A sit down with Women’s Hockey Legend, Cammi Granato


Cammi Granato (Twitter)

Former Olympic gold medalist, and the captain of the first women’s U.S. gold medal team, Cammi Granato poses with her jersey after being introduced as AGM with the Vancouver Canucks.

James Mackey and Sarah Hall

Women’s hockey has grown—as the game itself has grown.

The National Women’s Hockey League is finally getting the hard fought attention they deserve and the spotlight has finally shifted over. 

The Professional Women’s Hockey Players Association have brought representation to women of all ages, playing the game of hockey.

Former Olympic gold medalist, and the captain of the first women’s U.S. gold medal team in Olympic history, Cammi Granato has made significant strides for women at the NHL level.

At the beginning of the season, Granato was a scout for the Seattle Kraken, where her role in the draft was “to get as many players for our (Seattle’s) database,” Granato said.

“We wrote scouting reports that go into a database where our management team can read them… During the first year, that was my job, just to fill in my team I was covering, and then obviously meeting with Ron [Francis].”

To Granato, every day she was in Seattle, was just another day at the office.

“Getting a job as a pro scout, I didn’t even realize when I took the job that it was going to be big news, and I felt like it was such a natural fit but I didn’t really realize the media would get behind the fact that there was a woman doing professional scouting,” Granato said. 

“The first time we were in Seattle, I went to an event and there was a little girl at the end who asked how she becomes a pro scout, and at that moment, that’s when it hit me. Like ‘Wow. What we are doing is influencing the younger generations to understand there’s opportunity.'”

On Feb. 10, Granato was named Assistant General Manager of the Vancouver Canucks, sharing the title with Émilie Castonguay, the first female AGM in franchise history.

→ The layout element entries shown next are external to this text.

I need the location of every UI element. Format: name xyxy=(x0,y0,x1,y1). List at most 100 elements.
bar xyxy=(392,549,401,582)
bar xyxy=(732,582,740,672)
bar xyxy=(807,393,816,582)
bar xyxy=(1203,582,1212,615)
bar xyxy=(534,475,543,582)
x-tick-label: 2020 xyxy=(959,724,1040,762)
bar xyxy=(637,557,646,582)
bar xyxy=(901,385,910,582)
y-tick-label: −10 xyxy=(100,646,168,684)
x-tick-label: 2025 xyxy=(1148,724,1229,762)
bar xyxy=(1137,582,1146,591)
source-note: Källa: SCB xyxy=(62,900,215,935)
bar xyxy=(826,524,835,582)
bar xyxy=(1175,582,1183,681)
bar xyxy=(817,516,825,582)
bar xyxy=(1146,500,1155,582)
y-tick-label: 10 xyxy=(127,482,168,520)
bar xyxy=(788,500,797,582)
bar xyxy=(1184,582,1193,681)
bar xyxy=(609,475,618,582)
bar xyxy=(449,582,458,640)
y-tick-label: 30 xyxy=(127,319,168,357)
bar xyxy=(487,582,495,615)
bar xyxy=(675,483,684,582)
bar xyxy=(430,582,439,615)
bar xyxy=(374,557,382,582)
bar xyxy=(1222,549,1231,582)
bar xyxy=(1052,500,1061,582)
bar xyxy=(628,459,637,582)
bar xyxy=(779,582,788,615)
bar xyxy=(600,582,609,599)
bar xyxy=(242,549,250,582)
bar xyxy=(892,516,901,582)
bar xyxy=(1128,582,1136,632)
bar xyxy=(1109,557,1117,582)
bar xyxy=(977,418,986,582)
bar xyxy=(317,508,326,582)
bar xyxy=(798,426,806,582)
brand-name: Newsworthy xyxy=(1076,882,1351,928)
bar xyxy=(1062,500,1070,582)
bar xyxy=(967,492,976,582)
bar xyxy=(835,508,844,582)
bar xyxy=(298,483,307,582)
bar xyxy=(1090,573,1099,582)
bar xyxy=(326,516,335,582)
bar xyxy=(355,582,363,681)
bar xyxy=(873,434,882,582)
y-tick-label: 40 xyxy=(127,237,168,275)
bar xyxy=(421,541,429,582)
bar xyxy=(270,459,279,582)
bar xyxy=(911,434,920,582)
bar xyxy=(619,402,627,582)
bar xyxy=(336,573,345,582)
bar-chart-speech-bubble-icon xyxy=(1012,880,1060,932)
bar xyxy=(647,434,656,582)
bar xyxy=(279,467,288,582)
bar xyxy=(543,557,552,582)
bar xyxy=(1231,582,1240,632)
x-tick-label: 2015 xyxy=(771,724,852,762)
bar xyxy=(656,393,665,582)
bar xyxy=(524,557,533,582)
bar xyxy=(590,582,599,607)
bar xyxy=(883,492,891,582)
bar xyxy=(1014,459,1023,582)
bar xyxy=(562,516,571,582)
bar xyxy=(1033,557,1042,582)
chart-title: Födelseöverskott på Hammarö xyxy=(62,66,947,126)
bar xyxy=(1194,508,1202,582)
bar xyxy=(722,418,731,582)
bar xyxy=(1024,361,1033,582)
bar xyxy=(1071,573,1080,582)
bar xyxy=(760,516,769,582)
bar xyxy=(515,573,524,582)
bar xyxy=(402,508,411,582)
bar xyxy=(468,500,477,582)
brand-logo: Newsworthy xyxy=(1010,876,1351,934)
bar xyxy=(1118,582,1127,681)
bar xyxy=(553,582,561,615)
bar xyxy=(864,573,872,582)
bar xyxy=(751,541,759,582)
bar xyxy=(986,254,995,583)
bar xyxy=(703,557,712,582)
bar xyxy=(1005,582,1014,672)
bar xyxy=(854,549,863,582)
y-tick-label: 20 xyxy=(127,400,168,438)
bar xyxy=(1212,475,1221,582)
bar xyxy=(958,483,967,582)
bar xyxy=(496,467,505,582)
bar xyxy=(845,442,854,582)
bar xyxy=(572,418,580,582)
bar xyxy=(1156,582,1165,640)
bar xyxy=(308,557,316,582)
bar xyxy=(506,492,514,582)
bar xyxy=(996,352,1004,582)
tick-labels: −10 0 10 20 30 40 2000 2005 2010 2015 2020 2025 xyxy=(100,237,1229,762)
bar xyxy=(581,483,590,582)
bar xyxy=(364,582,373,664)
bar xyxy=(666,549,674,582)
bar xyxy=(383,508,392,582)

“I never thought I would be in this position… I just commend Jim [Rutherford] for having the foresight to open up his scope of who he interviews, and to hire the people he thinks are most qualified, and I don’t believe that Jim was doing it to make sure he filled a quota. He was doing it to give opportunity to other people with different backgrounds, and he opened the scope up for women to be here and I think to have two of us—it’s really great,” Granato said.

Before the end of the interview, Northeast Valley News asked Granato what she would say to the younger girls— in all aspects of the game, whether scout, player or front office.

“Listen to the things that you really love, listen to yourself and think of what do you love, and do that. No matter how unconventional it is, no matter what you think your skill level is in that, if you feel a passion and love towards something, you should definitely just go for it, and get involved,” Granato said.

“I think it’s that belief in yourself, and that you’re enough and that you don’t have to be the best to start something. For me it’s about dreaming big, and dreaming big doesn’t mean you have to win gold medals and it doesn’t mean you have to make it to the pros. Dreaming big is just finding your happy place.”